So here is the thing: it’s all okay. We are all unique individuals that offer our own set of values, contributions, and skills. Where we choose to share them is a personal choice that every woman must make for herself. We can really learn to benefit from one another and relate to each other as allies and resources, no matter where our gifts fall. We can drop the hyper-competitive dynamic against one another as a way of comparing ourselves or feeling threatened, and we can instead embrace the value and offerings of each woman in our circle, community, and society. Just because Johnny G’s mom is super organized, volunteers on all class field trips, and makes class cupcakes like the winner of Cake Boss, doesn’t mean that you must internalize your own lack of participation or baking skills as a flaw or failure. She may envy something about you that you don’t even see or recognize in yourself as a strength.

In order to overcome this battle of feeling like we must be great at everything, we first need to evaluate what is actually important to us and understand our own values. Take the time to quietly reflect on what’s important to you. What are your top five hopes for your family and what are top five hopes for yourself. What is it that makes you feel fulfilled or like you are winning and when does that happen? This could be making the most epic class cupcakes the elementary school has ever seen, or it may be when you do phenomenal work defending a client and winning a case for your firm. Focus on the things in your life that make you feel successful and allow you to effectively contribute. Then figure out ways you can delegate some of the other responsibilities that aren’t really your thing. Find a way to incorporate your support system in your life and maximize on the gifts they have to offer, as well. This may look like having your husband/significant other take on more responsibility with the kids or the home. It can also be taking the time to support your own children in sharing responsibility, as well. Both options can be good and can contribute to the well-being of yourself and your family.

If you are showing up for yourself, fueling your own self-esteem, and making your own difference big or small, your child will see that and find security in it. In a study done by Ellen Galinsky, children were asked the question, "If you were granted one wish to change the way your mother's and your father's work affects your life, what would that wish be?" Parents often assume their children would wish for more time with their parents, which resulted as the answer for only 10% of the children. While the majority of the children wished that their parents would be less tired and stressed. 39% of the children claimed they worry often about their parent’s stress and fatigue, and 69% answered they sometimes worry about their parent’s stress. As the saying goes, happy wife, happy life, but this saying could also be equated to happy mom, happy kid. Children are constantly soaking up the emotions, behaviors, and perspectives of their parents. If you are too hard on yourself, or you constantly feel burnt out and over burdened by your life, that is the experience your child will be internalizing, as well.

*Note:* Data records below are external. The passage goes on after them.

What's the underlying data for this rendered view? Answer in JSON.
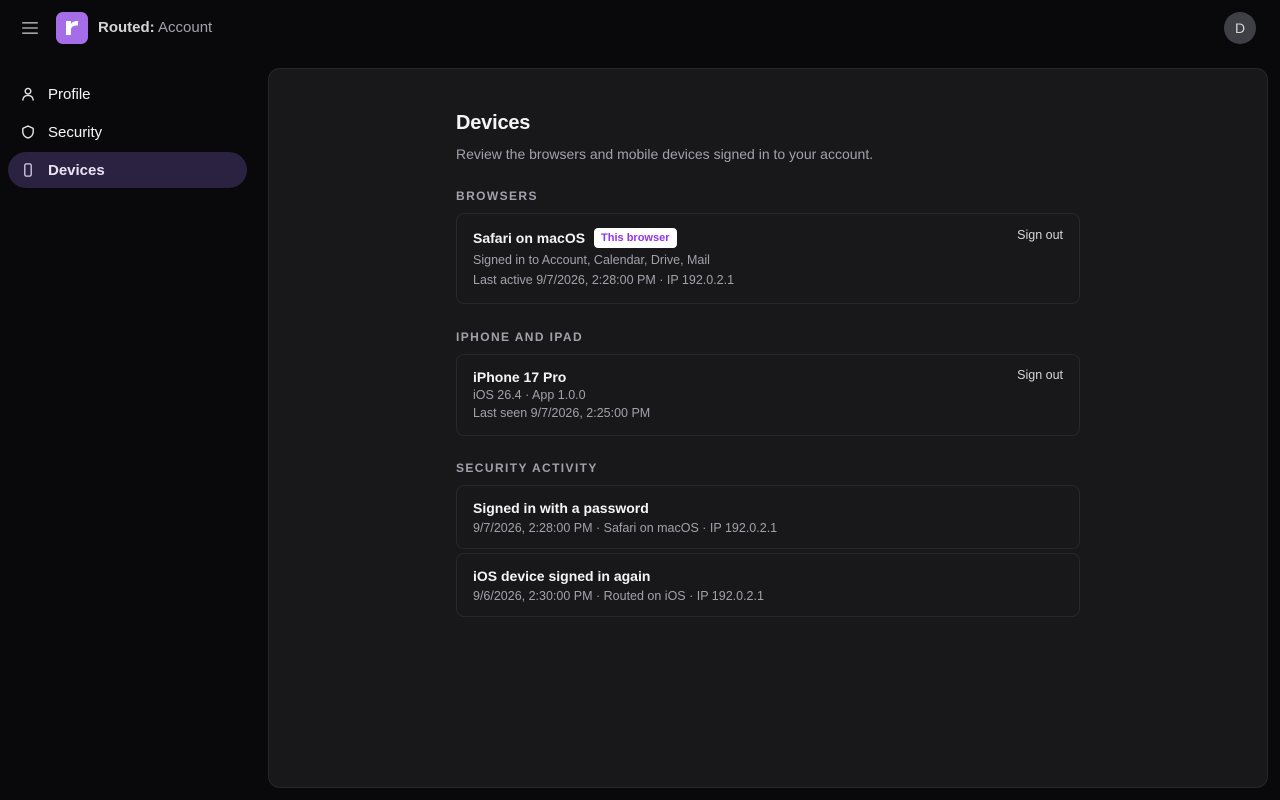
{
  "header": {
    "brand": "Routed:",
    "section": "Account",
    "logo_letter": "r",
    "avatar_initial": "D",
    "menu_icon": "hamburger-icon",
    "accent_color": "#a56ee8"
  },
  "sidebar": {
    "items": [
      {
        "label": "Profile",
        "icon": "person-icon",
        "active": false
      },
      {
        "label": "Security",
        "icon": "shield-icon",
        "active": false
      },
      {
        "label": "Devices",
        "icon": "phone-icon",
        "active": true
      }
    ]
  },
  "page": {
    "title": "Devices",
    "description": "Review the browsers and mobile devices signed in to your account."
  },
  "browsers": {
    "heading": "BROWSERS",
    "items": [
      {
        "name": "Safari on macOS",
        "badge": "This browser",
        "services": "Signed in to Account, Calendar, Drive, Mail",
        "last_active": "Last active 9/7/2026, 2:28:00 PM · IP 192.0.2.1",
        "action": "Sign out"
      }
    ]
  },
  "mobile": {
    "heading": "IPHONE AND IPAD",
    "items": [
      {
        "name": "iPhone 17 Pro",
        "version": "iOS 26.4 · App 1.0.0",
        "last_seen": "Last seen 9/7/2026, 2:25:00 PM",
        "action": "Sign out"
      }
    ]
  },
  "activity": {
    "heading": "SECURITY ACTIVITY",
    "items": [
      {
        "title": "Signed in with a password",
        "detail": "9/7/2026, 2:28:00 PM · Safari on macOS · IP 192.0.2.1"
      },
      {
        "title": "iOS device signed in again",
        "detail": "9/6/2026, 2:30:00 PM · Routed on iOS · IP 192.0.2.1"
      }
    ]
  }
}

For all you moms out there that can relate to the feeling or experience of mom guilt, realize that guilt itself is not helpful or serving you. However, it is an indication, just like all negative emotions, that you are in need of some kind of change. Take the time to uncover where you’d like your priorities to fall and eliminate the things that you agree to do out of a sense of obligation or just out of the fear of saying no. When you begin to hear the dialog of mom guilt in your head, take some space to journal through it or seek out a professional or trusted advisor that can help you uncover what triggers or perpetuates these thoughts that are not serving you. Lastly, support the women around you for the personal and professional choices they make, as well. It is likely that they experience some of the same doubt and negative self-talk as you. Calling them out or showing you respect their choices continues to elevate and empower the progress of all women. Together, we can reset the expectations to be realistic and for the betterment of ourselves, our families, and one another.